Barbarossa now commanded over a hundred galleys and galliots, or half galleys, and started a strong naval campaign all around the Mediterranean. After reconquering the Greek ports, Barbarossa’s fleet terrorized the Italian coast. Near Naples, Barbarossa and his men attempted to capture the beautiful Countess Giulia Gonzaga, who only narrowly escaped. Barbarossa even threatened Rome, where a dying Pope Clement VII was abandoned by his cardinals, who fled after plundering the papal treasury. However, these raids were just part of a bigger strategy, a diversion to distract from Barbarossa’s true goal, Tunis. It worked; he took the port by surprise in 1534.

Barbarossa’s revenge

However, Barbarossa’s success was brief. The following year Charles V sent a mighty military expedition that managed to recapture Tunis after a weeklong siege punctuated with bloody battles. Back in Algiers, Barbarossa was undaunted and out for revenge. He sailed to the western Mediterranean, and on approaching the Spanish island of Minorca his ships hoisted flags captured from Spain’s fleet the year before. The ruse allowed him to enter the port unmolested. When the meager garrison realized the deception, they attempted a defense, but surrendered a few days later on the promise that lives and property would be spared. Barbarossa broke this promise and sacked the city anyway, taking hundreds of people to sell into slavery.

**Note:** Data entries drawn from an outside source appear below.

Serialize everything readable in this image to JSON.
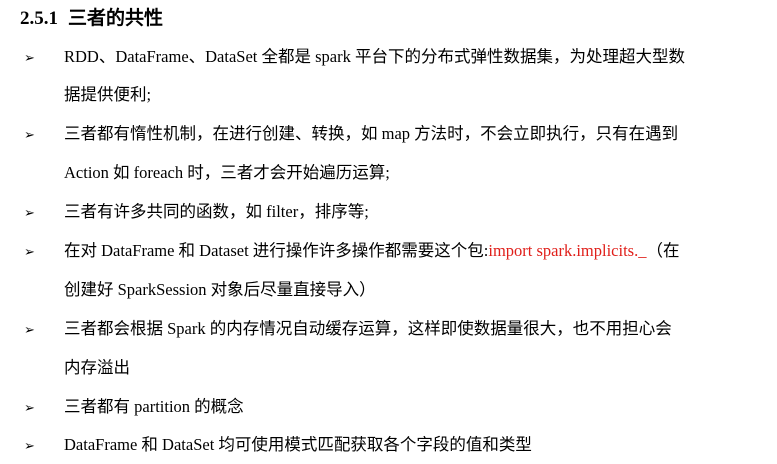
{
  "section": {
    "number": "2.5.1",
    "title": "三者的共性"
  },
  "bullet_glyph": "➢",
  "accent_color": "#e0201b",
  "items": [
    {
      "line1": "RDD、DataFrame、DataSet 全都是 spark 平台下的分布式弹性数据集，为处理超大型数",
      "line2": "据提供便利;"
    },
    {
      "line1": "三者都有惰性机制，在进行创建、转换，如 map 方法时，不会立即执行，只有在遇到",
      "line2": "Action 如 foreach 时，三者才会开始遍历运算;"
    },
    {
      "line1": "三者有许多共同的函数，如 filter，排序等;"
    },
    {
      "line1_before": "在对 DataFrame 和 Dataset 进行操作许多操作都需要这个包:",
      "line1_code": "import spark.implicits._",
      "line1_after": "（在",
      "line2": "创建好 SparkSession 对象后尽量直接导入）"
    },
    {
      "line1": "三者都会根据  Spark  的内存情况自动缓存运算，这样即使数据量很大，也不用担心会",
      "line2": "内存溢出"
    },
    {
      "line1": "三者都有 partition 的概念"
    },
    {
      "line1": "DataFrame 和 DataSet 均可使用模式匹配获取各个字段的值和类型"
    }
  ]
}
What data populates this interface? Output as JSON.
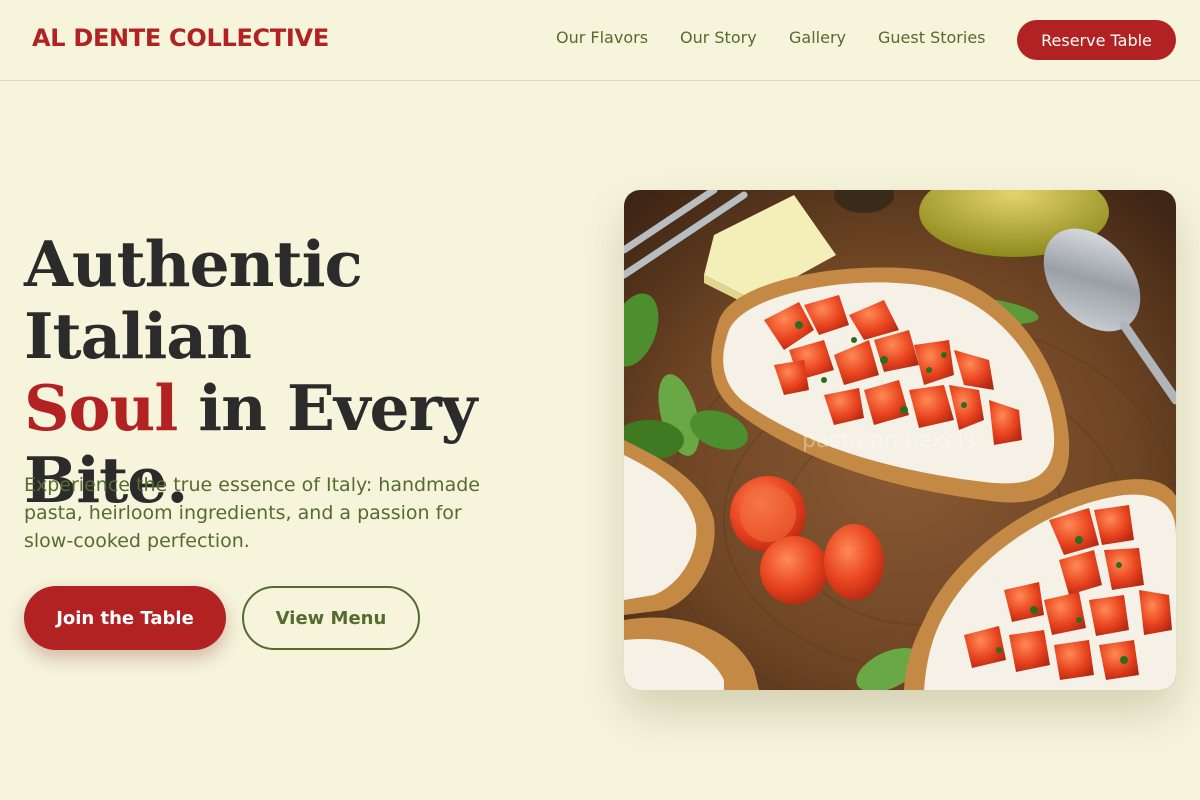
{
  "header": {
    "brand": "AL DENTE COLLECTIVE",
    "nav": [
      "Our Flavors",
      "Our Story",
      "Gallery",
      "Guest Stories"
    ],
    "cta_label": "Reserve Table"
  },
  "hero": {
    "title_line1": "Authentic Italian",
    "title_accent": "Soul",
    "title_line2_rest": " in Every",
    "title_line3": "Bite.",
    "subtitle": "Experience the true essence of Italy: handmade pasta, heirloom ingredients, and a passion for slow-cooked perfection.",
    "primary_button": "Join the Table",
    "secondary_button": "View Menu",
    "image_watermark": "pasta on pexels"
  },
  "colors": {
    "background": "#f6f4db",
    "brand_red": "#b22222",
    "olive": "#556b2f",
    "heading": "#2b2b2b"
  },
  "icons": {
    "hero_image": "bruschetta-photo"
  }
}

Painting of Barbarossa's fleet at the allied French port of Toulon
Barbarossa's fleet at the allied French port of Toulon in 1543. This contemporary miniature was painted by the famed artist Matrakçi Nasuh.
Photograph by TOPKAPI MUSEUM ISTANBUL/DAGLI ORTI/ART ARCHIVE

During the next few years Barbarossa, now commanding 150 ships, raided all along the Christian coastline of the Mediterranean. In 1538, cornered in the Ottoman port of Preveza, Greece, he defeated a stronger fleet commanded by Andrea Doria. In 1541 he also repelled the great expedition Charles V personally led against Algiers.

A Muslim hero

Barbarossa headed from Italy to the French ports of Marseille and Toulon. He was welcomed with every honor, as France and the Ottoman Empire had formed an alliance, united by their rivalry with Charles V. From France, some of Barbarossa’s ships sailed along the Spanish coast sacking towns and cities.

In 1545 Barbarossa finally retired to Istanbul, where he spent the last year of his life, peacefully dictating his memoirs. He died on July 4, 1546, and was buried in Istanbul in the Barbaros Türbesi, the mausoleum of Barbarossa. The tomb was built by the celebrated Mimar Sinan. It still stands in the modern district of Besiktas, on the European bank of the Bosporus. For many years no Turkish ship left Istanbul without making an honorary salute to the grave of the country’s most feared sailor, whose epitaph reads: “[This is the tomb] of the conqueror of Algiers and of Tunis, the fervent Islam soldier of God, the Capudan Khair-ed-Deen [Barbarossa,] upon whom may the protection of God repose.”